For almost 60 years the Flying Finns were a force in middle-distance and long-distance running.

The man who symbolised their determination and discipline was Paavo Nurmi, who collected nine golds and three silvers over the three Olympics in the 1920s. Between 1921 and 1931 he set 20 individual world records at distances from 1500m to 20km.

Orphaned at 12, Nurmi discovered his love of running during military service.

Nurmi ran all his races to a strict pace, which he monitored with a stopwatch.

He made history at the sweltering 1924 Paris games, becoming the first (and only) track and field athlete to win five golds in one Olympics, including individual titles in the 1500m and 5000m within two hours of each other. Compatriot Ville Ritola won four golds and two silvers in Paris.

- Johnny Weissmuller: from gold to silver screen -

Johnny Weissmuller found fame at the 1924 and 1928 Olympics, dominating swimming to win five golds long before he swung on to the silver screen playing Tarzan.

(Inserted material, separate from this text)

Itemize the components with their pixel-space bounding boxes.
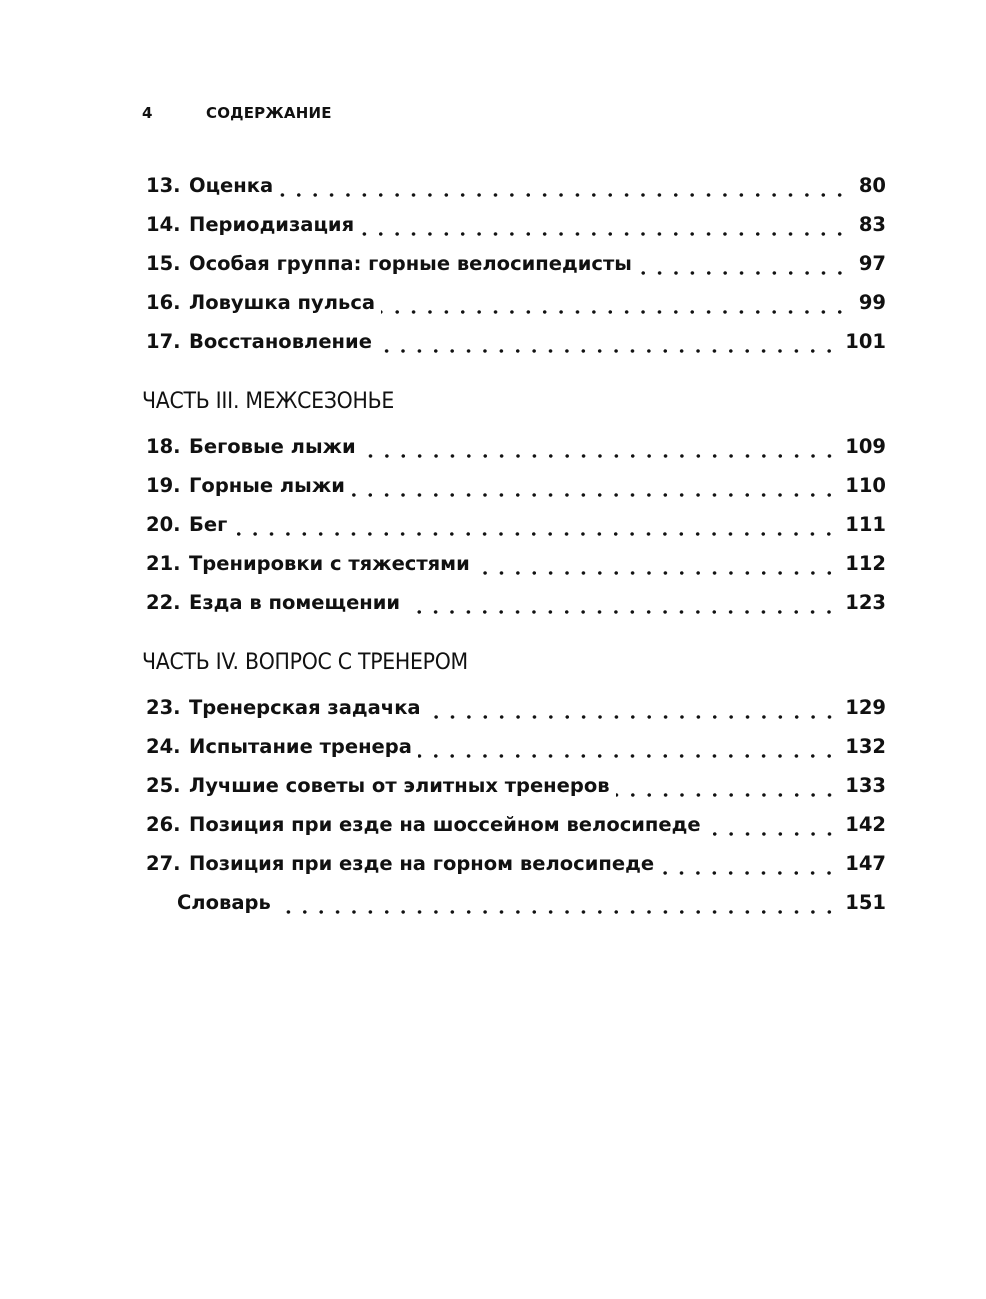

The Hungarian-born son of German-speaking immigrants to the United Sates, Weissmuller won three of the men's six golds at Paris in 1924 in the 100m and 400m freestyle and 4x200m freestyle relay, adding bronze in water polo.

Weissmuller, who revolutionised swimming with his head-turning breathing and flutter kick, successfully defended the 100m and relay titles four years later in Amsterdam.

He went on to make even more of a splash in Hollywood, and starred in a dozen Tarzan films.

- Betty Robinson: back from the dead -

The first woman to win the 100m race at the Olympics and still the youngest champion of the event, Robinson was 16 when she won gold in Amsterdam in 1928.

Her science teacher spotted Robinson's talent watching her chase after a commuter train.

Robinson turned up to the final with two left shoes, only getting hold of a right shoe with moments to spare.

In 1931, she was pronounced dead after being involved in a plane crash but was discovered to be alive when she reached the morgue.

The accident left her unable to fully bend her knee, but she made an extraordinary comeback at the 1936 Berlin Olympics, winning the 4x100m relay, the only race that did not require her to kneel at the start.